2067 Fel d 1 Peptide Antigen Desensitisation Safety and Efficacy in A Double-Blind, Placebo-Controlled Environmental Exposure Chamber Study

Saturday, 8 December 2012
Hall 4 (HICC)

Roderick Peter Hafner, PhD , Circassia Limited, Oxford, United Kingdom

Piyush Patel, MD , Allerpharma, Toronto, ON, Canada

Annemarie Salapatek, PhD , Cetero Research, Missisauga, ON, Canada

Paul Laidler, PhD , Circassia Limited, Oxford, United Kingdom

Mark Larché, PhD , Department of Medicine, Mcmaster University, Hamilton, ON, Canada

Deepen Patel, MD , Cetero Research, Missisauga, ON, Canada

Background: Allergic rhinoconjunctivitis is an increasing problem worldwide with significant impact on quality of life and productivity. Sensitivity to cats accounts for 10-15% of the disease burden. Previous immunotherapy studies with two 27aa peptides were unsuccessful as a result of early and late phase responses.

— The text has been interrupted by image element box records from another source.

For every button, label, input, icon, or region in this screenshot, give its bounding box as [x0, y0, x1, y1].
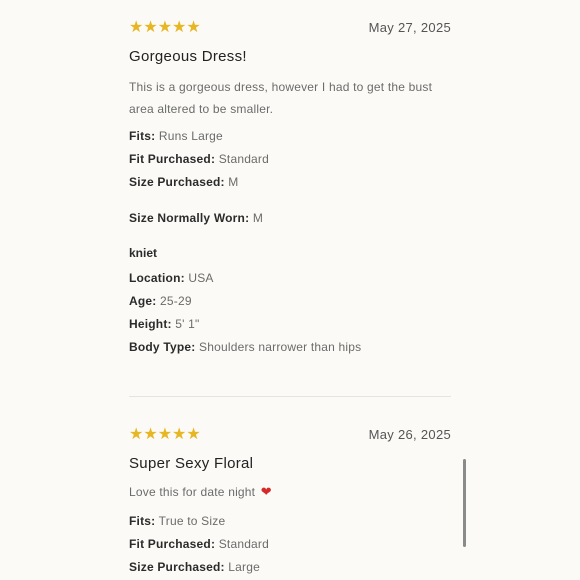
fit-purchased-value: Standard: [218, 152, 270, 166]
review-title: Super Sexy Floral: [129, 455, 254, 472]
size-purchased-field: Size Purchased: M: [129, 173, 238, 191]
fit-purchased-label: Fit Purchased:: [129, 152, 216, 166]
location-label: Location:: [129, 271, 185, 285]
age-label: Age:: [129, 294, 157, 308]
body-type-value: Shoulders narrower than hips: [199, 340, 362, 354]
star-rating: ★★★★★: [129, 426, 201, 443]
body-type-label: Body Type:: [129, 340, 196, 354]
review-divider: [129, 396, 451, 397]
review-title: Gorgeous Dress!: [129, 48, 247, 65]
fit-purchased-label: Fit Purchased:: [129, 537, 216, 551]
heart-icon: ❤: [260, 484, 272, 499]
review-header: ★★★★★ May 27, 2025: [129, 18, 451, 38]
review-text: This is a gorgeous dress, however I had …: [129, 80, 433, 116]
height-value: 5' 1": [175, 317, 200, 331]
height-label: Height:: [129, 317, 172, 331]
size-normally-worn-field: Size Normally Worn: M: [129, 209, 263, 227]
size-purchased-field: Size Purchased: Large: [129, 558, 260, 576]
size-normally-worn-label: Size Normally Worn:: [129, 211, 250, 225]
fit-purchased-value: Standard: [218, 537, 270, 551]
review-header: ★★★★★ May 26, 2025: [129, 425, 451, 445]
star-rating: ★★★★★: [129, 19, 201, 36]
scrollbar-thumb[interactable]: [463, 459, 466, 547]
reviewer-username: kniet: [129, 246, 158, 260]
age-value: 25-29: [160, 294, 192, 308]
age-field: Age: 25-29: [129, 292, 192, 310]
review-date: May 27, 2025: [368, 20, 451, 35]
fit-purchased-field: Fit Purchased: Standard: [129, 535, 269, 553]
size-purchased-value: M: [228, 175, 239, 189]
height-field: Height: 5' 1": [129, 315, 200, 333]
location-field: Location: USA: [129, 269, 214, 287]
review-text-row: Love this for date night ❤: [129, 481, 451, 503]
review-date: May 26, 2025: [368, 427, 451, 442]
review-text: Love this for date night: [129, 485, 256, 499]
size-purchased-label: Size Purchased:: [129, 560, 225, 574]
body-type-field: Body Type: Shoulders narrower than hips: [129, 338, 361, 356]
size-normally-worn-value: M: [252, 211, 264, 225]
fit-purchased-field: Fit Purchased: Standard: [129, 150, 269, 168]
fits-value: Runs Large: [158, 129, 223, 143]
location-value: USA: [188, 271, 214, 285]
size-purchased-value: Large: [228, 560, 260, 574]
fits-label: Fits:: [129, 514, 156, 528]
size-purchased-label: Size Purchased:: [129, 175, 225, 189]
fits-value: True to Size: [158, 514, 226, 528]
reviews-page: ★★★★★ May 27, 2025 Gorgeous Dress! This …: [0, 0, 580, 580]
fits-label: Fits:: [129, 129, 156, 143]
fits-field: Fits: Runs Large: [129, 127, 223, 145]
fits-field: Fits: True to Size: [129, 512, 225, 530]
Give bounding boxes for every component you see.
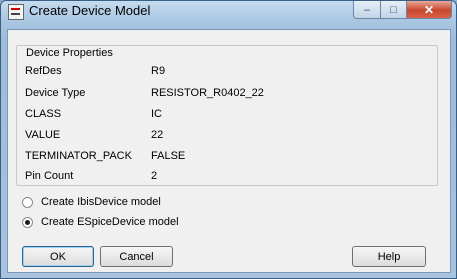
- option-label: Create ESpiceDevice model: [41, 216, 179, 228]
- close-button[interactable]: ✕: [407, 1, 452, 19]
- property-value: IC: [151, 108, 162, 120]
- caption-buttons: – □ ✕: [353, 1, 452, 19]
- property-key: RefDes: [25, 65, 62, 77]
- cancel-button[interactable]: Cancel: [100, 246, 173, 267]
- minimize-icon: –: [363, 3, 371, 16]
- radio-ibis-device[interactable]: [22, 196, 33, 208]
- close-icon: ✕: [423, 2, 435, 17]
- create-ibis-device-option[interactable]: Create IbisDevice model: [22, 195, 161, 209]
- dialog-client-area: Device Properties RefDes R9 Device Type …: [7, 29, 451, 273]
- device-properties-group: Device Properties RefDes R9 Device Type …: [16, 45, 438, 186]
- create-espice-device-option[interactable]: Create ESpiceDevice model: [22, 215, 179, 229]
- property-key: VALUE: [25, 129, 61, 141]
- property-value: R9: [151, 65, 166, 77]
- property-key: TERMINATOR_PACK: [25, 150, 132, 162]
- property-key: CLASS: [25, 108, 62, 120]
- property-key: Pin Count: [25, 170, 74, 182]
- property-value: FALSE: [151, 150, 186, 162]
- help-button-label: Help: [377, 250, 401, 263]
- property-value: 2: [151, 170, 158, 182]
- create-device-model-window: Create Device Model – □ ✕ Device Propert…: [0, 0, 457, 279]
- title-bar[interactable]: Create Device Model – □ ✕: [1, 1, 456, 23]
- property-value: RESISTOR_R0402_22: [151, 87, 264, 99]
- property-key: Device Type: [25, 87, 86, 99]
- help-button[interactable]: Help: [352, 246, 426, 267]
- app-icon: [8, 4, 24, 20]
- window-title: Create Device Model: [29, 3, 151, 18]
- device-properties-title: Device Properties: [24, 47, 115, 59]
- option-label: Create IbisDevice model: [41, 196, 161, 208]
- ok-button-label: OK: [50, 250, 66, 263]
- cancel-button-label: Cancel: [119, 250, 154, 263]
- minimize-button[interactable]: –: [353, 1, 381, 19]
- ok-button[interactable]: OK: [22, 246, 94, 267]
- radio-espice-device[interactable]: [22, 216, 33, 228]
- property-value: 22: [151, 129, 164, 141]
- maximize-icon: □: [390, 3, 397, 16]
- maximize-button[interactable]: □: [381, 1, 407, 19]
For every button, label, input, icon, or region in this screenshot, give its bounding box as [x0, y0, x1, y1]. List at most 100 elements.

Cat Peptide Antigen Desensitisation (Cat-PAD) is a mixture of seven T-cell epitopes (13-17aa) derived from Fel d1. This study evaluated safety and relationship between dose, dosing regimen and symptom scores in cat allergic subjects with rhinoconjunctivitis 17-21weeks(wk) after starting treatment using a standardized allergen challenge in an Environmental Exposure Chamber (EEC).

Methods: In a multicentre, double-blind, placebo-controlled clinical trial, subjects attended an EEC, before and after treatment. 121 subjects were randomised to one of four treatment regimens (Cat-PAD: 4x3nmol 2wk apart, 4x6nmol 2wk apart, 4x3nmol 4wk apart, 8x3nmol 2wk apart) or placebo. Clinical efficacy was assessed by measurement of changes in Total Rhinoconjunctivitis Symptom Score (TRSS) during EEC visits. Safety was assessed by observing subjects in the clinic for 1 hour on each dosing day and capturing adverse events (AE) by direct questioning of subjects at every visit.  

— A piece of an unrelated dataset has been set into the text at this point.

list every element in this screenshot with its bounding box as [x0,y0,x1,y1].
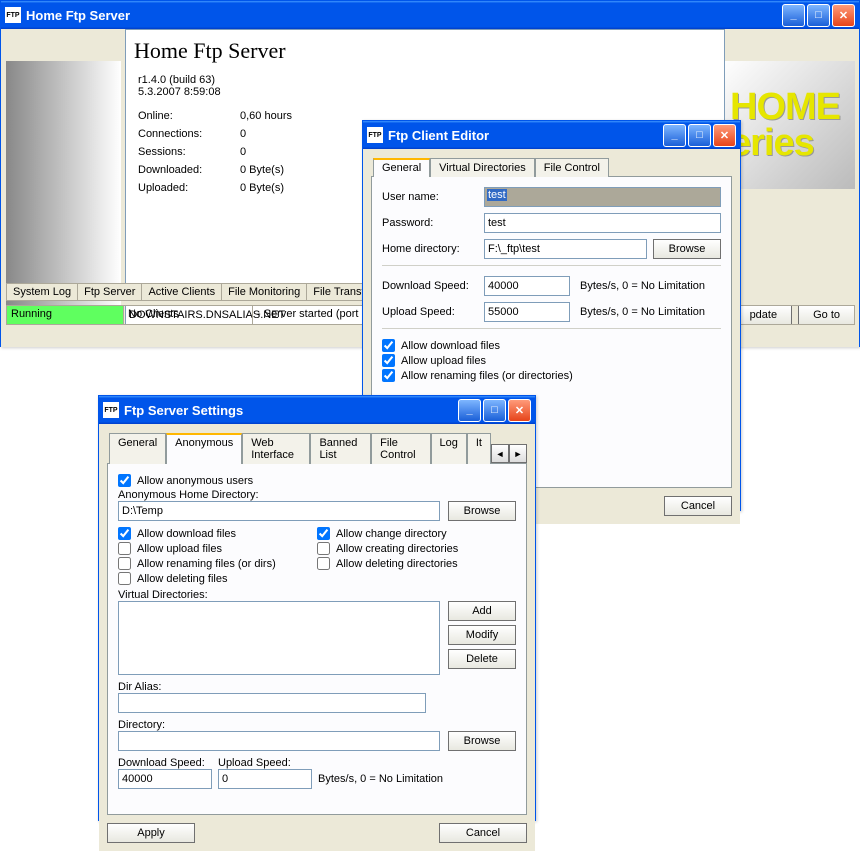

Results: There were no Serious Adverse Events. Frequencies of all Treatment Emergent Adverse Events (TEAE) in the Cat-PAD treatment arms were less than in the Placebo cohort with the exception of the 6nmol cohort which trended slightly higher. Analysis of the respiratory system TEAEs showed no evidence of any safety signal after treatment with Cat-PAD. Respiratory system TEAEs, including asthma, dyspnoea and wheezing, occurred at a low frequency in both active and placebo groups, with no obvious difference between the groups. Treatment with Cat-PAD showed greater efficacy when dosed over 12-14wk than when dosed over 6wk. 8x3nmol dose showed a statistically significant reduction in symptoms vs placebo (p <0.05) in subjects who attended the main centre for all their visits. The 6nmol dose showed a trend to be superior to the 3nmol dose, albeit tested in a sub-optimal regimen.

Conclusions: Cat-PAD was safe and well tolerated and improved TRSS. Potential for greater treatment benefits by using a higher dose over 12-14wk should be evaluated in future studies.